RANOLAZINE- ranolazine tablet, film coated, extended release
Lupin Pharmaceuticals, Inc.
Ranolazine extended-release tablets may be used with beta-blockers, nitrates, calcium channel blockers, anti-platelet therapy, lipid-lowering therapy, ACE inhibitors, and angiotensin receptor blockers.
Initiate ranolazine extended-release tablets dosing at 500 mg twice daily and increase to1000 mg twice daily, as needed, based on clinical symptoms. Take ranolazine extended-release tablets with or without meals. Swallow ranolazine extended-release tablets whole; do not crush, break, or chew.
The maximum recommended daily dose of ranolazine extended-release tablet is 1000 mg twice daily.
If a dose of ranolazine extended-release tablet is missed, take the prescribed dose at the next scheduled time; do not double the next dose.
Dose adjustments may be needed when ranolazine extended-release tablets are taken in combination with certain other drugs [see DRUG INTERACTIONS (7.1)]. Limit the maximum dose of ranolazine extended-release tablets to 500 mg twice daily in patients on moderate CYP3A inhibitors such as diltiazem, verapamil, and erythromycin. Use of ranolazine extended-release tablets with strong CYP3A inhibitors is contraindicated [see CONTRAINDICATIONS (4), DRUG INTERACTIONS (7.1)]. Use of P-gp inhibitors, such as cyclosporine, may increase exposure to ranolazine extended-release tablets. Titrate ranolazine extended-release tablets based on clinical response [see DRUG INTERACTIONS (7.1)].
- 500 mg tablets are orange, debossed with “L31″ on one side and “LU” on other side
- 1000 mg tablets are yellow, debossed with “L32″ on one side and “LU” on other side
- Taking strong inhibitors of CYP3A [see DRUG INTERACTIONS (7.1)]

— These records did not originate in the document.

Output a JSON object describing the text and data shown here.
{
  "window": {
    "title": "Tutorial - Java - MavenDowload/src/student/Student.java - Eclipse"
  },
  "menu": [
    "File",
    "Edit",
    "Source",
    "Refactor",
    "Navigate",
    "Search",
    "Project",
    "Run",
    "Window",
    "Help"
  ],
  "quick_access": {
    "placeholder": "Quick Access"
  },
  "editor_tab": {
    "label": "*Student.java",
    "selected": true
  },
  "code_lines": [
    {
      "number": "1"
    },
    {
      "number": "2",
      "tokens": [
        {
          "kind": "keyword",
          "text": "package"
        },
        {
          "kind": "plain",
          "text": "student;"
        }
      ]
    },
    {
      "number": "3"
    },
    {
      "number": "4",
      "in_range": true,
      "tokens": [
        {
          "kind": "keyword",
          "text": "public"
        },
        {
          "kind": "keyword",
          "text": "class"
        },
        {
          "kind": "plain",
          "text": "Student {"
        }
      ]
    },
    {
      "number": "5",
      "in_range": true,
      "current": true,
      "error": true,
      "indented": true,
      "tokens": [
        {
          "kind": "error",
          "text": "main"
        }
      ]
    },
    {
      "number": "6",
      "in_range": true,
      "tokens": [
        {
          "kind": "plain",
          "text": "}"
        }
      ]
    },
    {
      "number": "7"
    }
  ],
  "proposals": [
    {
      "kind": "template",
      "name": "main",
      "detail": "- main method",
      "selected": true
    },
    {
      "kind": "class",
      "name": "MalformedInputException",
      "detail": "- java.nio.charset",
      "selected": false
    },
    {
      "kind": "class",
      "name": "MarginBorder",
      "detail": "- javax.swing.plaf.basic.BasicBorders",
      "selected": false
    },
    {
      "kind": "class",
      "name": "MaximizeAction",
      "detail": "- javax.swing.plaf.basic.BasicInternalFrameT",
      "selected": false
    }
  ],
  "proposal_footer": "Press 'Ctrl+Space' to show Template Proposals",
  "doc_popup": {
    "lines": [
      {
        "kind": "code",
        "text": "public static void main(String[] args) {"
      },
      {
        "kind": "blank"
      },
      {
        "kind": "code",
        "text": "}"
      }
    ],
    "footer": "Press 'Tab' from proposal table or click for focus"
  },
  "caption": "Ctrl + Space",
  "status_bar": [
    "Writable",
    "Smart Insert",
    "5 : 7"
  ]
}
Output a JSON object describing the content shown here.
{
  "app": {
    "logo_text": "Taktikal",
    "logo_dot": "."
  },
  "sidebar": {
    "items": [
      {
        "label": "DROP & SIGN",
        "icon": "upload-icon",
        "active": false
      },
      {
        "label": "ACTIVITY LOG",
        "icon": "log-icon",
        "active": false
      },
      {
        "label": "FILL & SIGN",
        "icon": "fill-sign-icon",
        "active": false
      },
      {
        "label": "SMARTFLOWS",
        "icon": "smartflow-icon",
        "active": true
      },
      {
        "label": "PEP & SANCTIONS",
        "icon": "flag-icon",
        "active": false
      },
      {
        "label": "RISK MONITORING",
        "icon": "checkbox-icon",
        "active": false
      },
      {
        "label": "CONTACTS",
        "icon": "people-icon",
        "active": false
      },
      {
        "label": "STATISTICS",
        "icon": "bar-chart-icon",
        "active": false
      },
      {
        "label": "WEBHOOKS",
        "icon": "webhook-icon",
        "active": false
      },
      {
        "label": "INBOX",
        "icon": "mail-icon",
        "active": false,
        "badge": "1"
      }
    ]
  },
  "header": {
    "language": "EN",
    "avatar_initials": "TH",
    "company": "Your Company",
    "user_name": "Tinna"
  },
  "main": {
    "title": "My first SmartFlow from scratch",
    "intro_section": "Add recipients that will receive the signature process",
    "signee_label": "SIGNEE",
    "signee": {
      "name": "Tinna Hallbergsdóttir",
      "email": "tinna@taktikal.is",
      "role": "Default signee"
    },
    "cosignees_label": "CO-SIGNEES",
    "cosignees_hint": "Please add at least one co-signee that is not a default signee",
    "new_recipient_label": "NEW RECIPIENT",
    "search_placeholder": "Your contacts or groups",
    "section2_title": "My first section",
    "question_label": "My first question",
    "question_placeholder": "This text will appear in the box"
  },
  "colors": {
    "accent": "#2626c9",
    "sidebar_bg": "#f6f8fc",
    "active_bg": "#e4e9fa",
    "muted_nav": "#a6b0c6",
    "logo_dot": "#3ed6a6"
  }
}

- Taking inducers of CYP3A [see DRUG INTERACTIONS (7.1)]
- With liver cirrhosis [see USE IN SPECIFIC POPULATIONS (8.6)]
Clinical experience in an acute coronary syndrome population did not show an increased risk of proarrhythmia or sudden death [see CLINICAL STUDIES (14.2)]. However, there is little experience with high doses (>1000 mg twice daily) or exposure, other QT-prolonging drugs, potassium channel variants resulting in a long QT interval, in patients with a family history of (or congenital) long QT syndrome, or in patients with known acquired QT interval prolongation.
Acute renal failure has been observed in some patients with severe renal impairment (creatinine clearance [CrCL] <30 mL/min) while taking ranolazine. If acute renal failure develops (e.g., marked increase in serum creatinine associated with an increase in blood urea nitrogen [BUN]), discontinue ranolazine extended-release tablets and treat appropriately [see USE IN SPECIFIC POPULATIONS (8.7)].
Monitor renal function after initiation and periodically in patients with moderate to severe renal impairment (CrCL <60 mL/min) for increases in serum creatinine accompanied by an increase in BUN.
Because clinical trials are conducted under widely varying conditions, adverse reaction rates observed in the clinical trials of a drug cannot be directly compared to rates in the clinical trials of another drug and may not reflect the rates observed in practice.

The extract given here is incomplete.